The death cross is a technical chart pattern indicating the potential for a major selloff. The death cross appears on a chart when a stock’s short-term moving average crosses below its long-term moving average. Typically, the most common moving averages used in this pattern are the 50-day and 200-day moving averages.
- The death cross is a technical chart pattern indicating the potential for a major selloff and has proven to be a reliable predictor of some of the most severe bear markets of the past century, including 1929, 1938, 1974, and 2008.
- The death cross appears on a chart when a stock’s short-term moving average, usually the 50-day, crosses below its long-term moving average, usually the 200-day.
- The death cross can be contrasted with a golden cross indicating a bull price movement.

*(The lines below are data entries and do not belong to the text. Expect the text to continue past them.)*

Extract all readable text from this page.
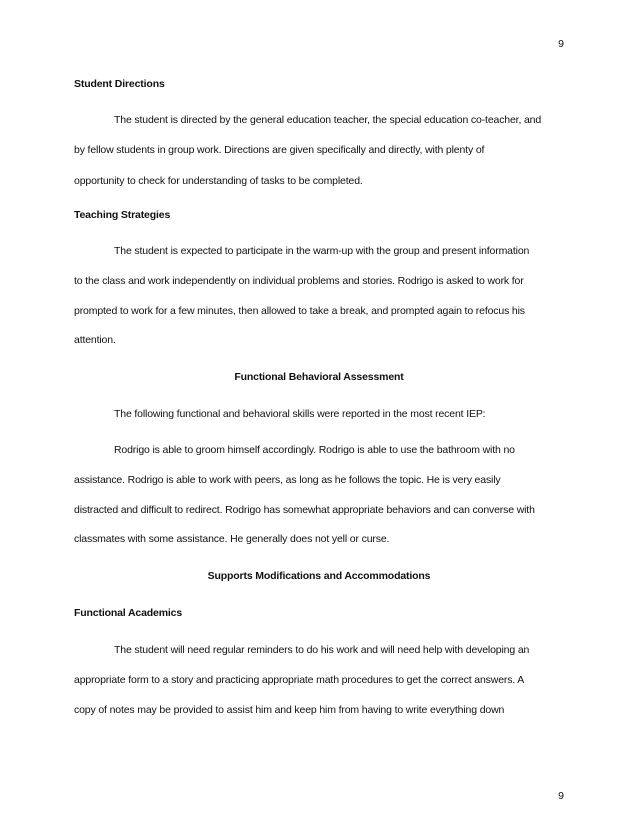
9
Student Directions
The student is directed by the general education teacher, the special education co-teacher, and
by fellow students in group work. Directions are given specifically and directly, with plenty of
opportunity to check for understanding of tasks to be completed.
Teaching Strategies
The student is expected to participate in the warm-up with the group and present information
to the class and work independently on individual problems and stories. Rodrigo is asked to work for
prompted to work for a few minutes, then allowed to take a break, and prompted again to refocus his
attention.
Functional Behavioral Assessment
The following functional and behavioral skills were reported in the most recent IEP:
Rodrigo is able to groom himself accordingly. Rodrigo is able to use the bathroom with no
assistance. Rodrigo is able to work with peers, as long as he follows the topic. He is very easily
distracted and difficult to redirect. Rodrigo has somewhat appropriate behaviors and can converse with
classmates with some assistance. He generally does not yell or curse.
Supports Modifications and Accommodations
Functional Academics
The student will need regular reminders to do his work and will need help with developing an
appropriate form to a story and practicing appropriate math procedures to get the correct answers. A
copy of notes may be provided to assist him and keep him from having to write everything down
9
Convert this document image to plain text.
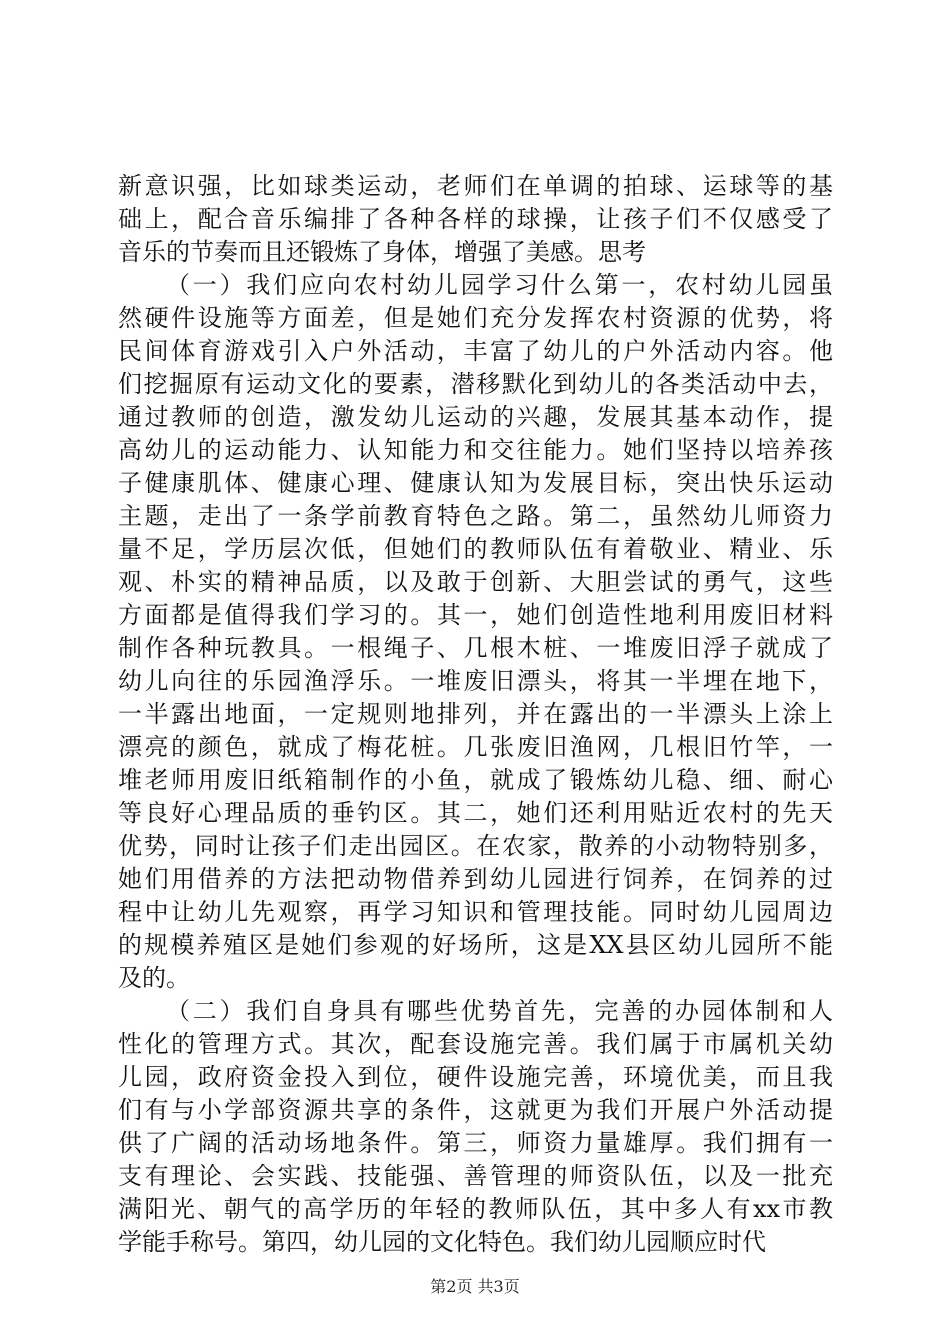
新意识强，比如球类运动，老师们在单调的拍球、运球等的基
础上，配合音乐编排了各种各样的球操，让孩子们不仅感受了
音乐的节奏而且还锻炼了身体，增强了美感。思考
（一）我们应向农村幼儿园学习什么第一，农村幼儿园虽
然硬件设施等方面差，但是她们充分发挥农村资源的优势，将
民间体育游戏引入户外活动，丰富了幼儿的户外活动内容。他
们挖掘原有运动文化的要素，潜移默化到幼儿的各类活动中去，
通过教师的创造，激发幼儿运动的兴趣，发展其基本动作，提
高幼儿的运动能力、认知能力和交往能力。她们坚持以培养孩
子健康肌体、健康心理、健康认知为发展目标，突出快乐运动
主题，走出了一条学前教育特色之路。第二，虽然幼儿师资力
量不足，学历层次低，但她们的教师队伍有着敬业、精业、乐
观、朴实的精神品质，以及敢于创新、大胆尝试的勇气，这些
方面都是值得我们学习的。其一，她们创造性地利用废旧材料
制作各种玩教具。一根绳子、几根木桩、一堆废旧浮子就成了
幼儿向往的乐园渔浮乐。一堆废旧漂头，将其一半埋在地下，
一半露出地面，一定规则地排列，并在露出的一半漂头上涂上
漂亮的颜色，就成了梅花桩。几张废旧渔网，几根旧竹竿，一
堆老师用废旧纸箱制作的小鱼，就成了锻炼幼儿稳、细、耐心
等良好心理品质的垂钓区。其二，她们还利用贴近农村的先天
优势，同时让孩子们走出园区。在农家，散养的小动物特别多，
她们用借养的方法把动物借养到幼儿园进行饲养，在饲养的过
程中让幼儿先观察，再学习知识和管理技能。同时幼儿园周边
的规模养殖区是她们参观的好场所，这是XX县区幼儿园所不能
及的。
（二）我们自身具有哪些优势首先，完善的办园体制和人
性化的管理方式。其次，配套设施完善。我们属于市属机关幼
儿园，政府资金投入到位，硬件设施完善，环境优美，而且我
们有与小学部资源共享的条件，这就更为我们开展户外活动提
供了广阔的活动场地条件。第三，师资力量雄厚。我们拥有一
支有理论、会实践、技能强、善管理的师资队伍，以及一批充
满阳光、朝气的高学历的年轻的教师队伍，其中多人有xx市教
学能手称号。第四，幼儿园的文化特色。我们幼儿园顺应时代
第2页 共3页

The death cross indicator has proven to be a reliable predictor of some of the most severe bear markets of the past century: 1929, 1938, 1974, and 2008. Investors who got out of the stock market at the start of these bear markets avoided large losses that were as high as 90% in the 1930s. Because a death cross is a long-term indicator, as opposed to many short-term chart patterns such as the doji, it carries more weight for investors concerned about locking in gains before a new bear market gets underway. An increase in volume typically accompanies the appearance of the death cross.
What's a Death Cross?
What Does The Death Cross Tell You?
The death cross occurs when a short-term moving average (typically 50-day SMA) crosses over a major long-term moving average (typically 200-day SMA) to the downside and is interpreted by analysts and traders as signaling a definitive bear turn in a market. Here is an example of a death cross on the S&P 500 in December of 2018:
The death cross name derives from the X-shape created when the short-term moving average descends below the long-term moving average. Historically, the pattern precedes a prolonged downturn for both the long-term and short-term moving averages. The death cross is a signal that short-term momentum in a stock or stock index is slowing, but it is not always a reliable indicator that a bull market is about to end. There have been many times when a death cross appeared, such as in the summer of 2016, when it proved to be a false indicator. Those who got out of stocks during the summer of 2016 missed the sizable stock market gains that followed throughout 2017. The 2016 death star example was in fact occurring during a technical correction of around 10%, which is oftentimes seen as a buy opportunity known as buying on the dip.
There is some variation of opinion as to precisely what constitutes this meaningful moving average crossover. Some analysts define it as a crossover of the 100-day moving average by the 30-day moving average while others define it as the crossover of the 200-day average by the 50-day average. Analysts also watch for the crossover occurring on lower time frame charts as confirmation of a strong, ongoing trend. Regardless of variations in the precise definition or the time frame applied, the term always refers to a short-term moving average, which was at a higher value, crossing below a major long-term moving average.
Example Of A Death Cross
The following is a historical example of two death crosses that occurred for Facebook Inc. (FB) stock in 2018. After the first one in April, the stock turned around and began an extended rally. The second one in September, however, signaled a prolonged bear market for the stock.
Looking back over the most punishing bear markets of the past century, it seems the death cross holds up best once the market has already lost 20% of its value. In those instances, investors who fled stocks minimized their losses. But for smaller corrections of less than 20%, the temporary appearance of the death cross may be reflecting losses already booked, and thus indicates a buying opportunity.
The Difference Between A Death Cross And A Golden Cross
The opposite of the death cross occurs with the appearance of the golden cross, when the short-term moving average of a stock or index moves above the long-term moving average. Many investors view this pattern as a bullish indicator. The golden cross pattern typically shows up after a prolonged downtrend has run out of momentum. As is true with the death cross, investors should confirm the trend reversal after several days or weeks of price movement in the new direction. Much of the process of investing by following patterns is self-fulfilling behavior, as trading volumes increase with the attention of more investors who are driven in part by an increase in financial news stories abut a particular stock or the movement of an index.
Limitations Of Using The Death Cross
All indicators are “lagging,” and no indicator can truly predict the future. As seen in the Facebook example above, the first death cross produced a false signal, and a trader placing a short at that time would be in some near-term trouble. Despite its apparent predictive power in forecasting prior large bear markets, death crosses also do regularly produce false signals. Therefore, a death cross should always be confirmed with other signals and indicators before putting on a trade.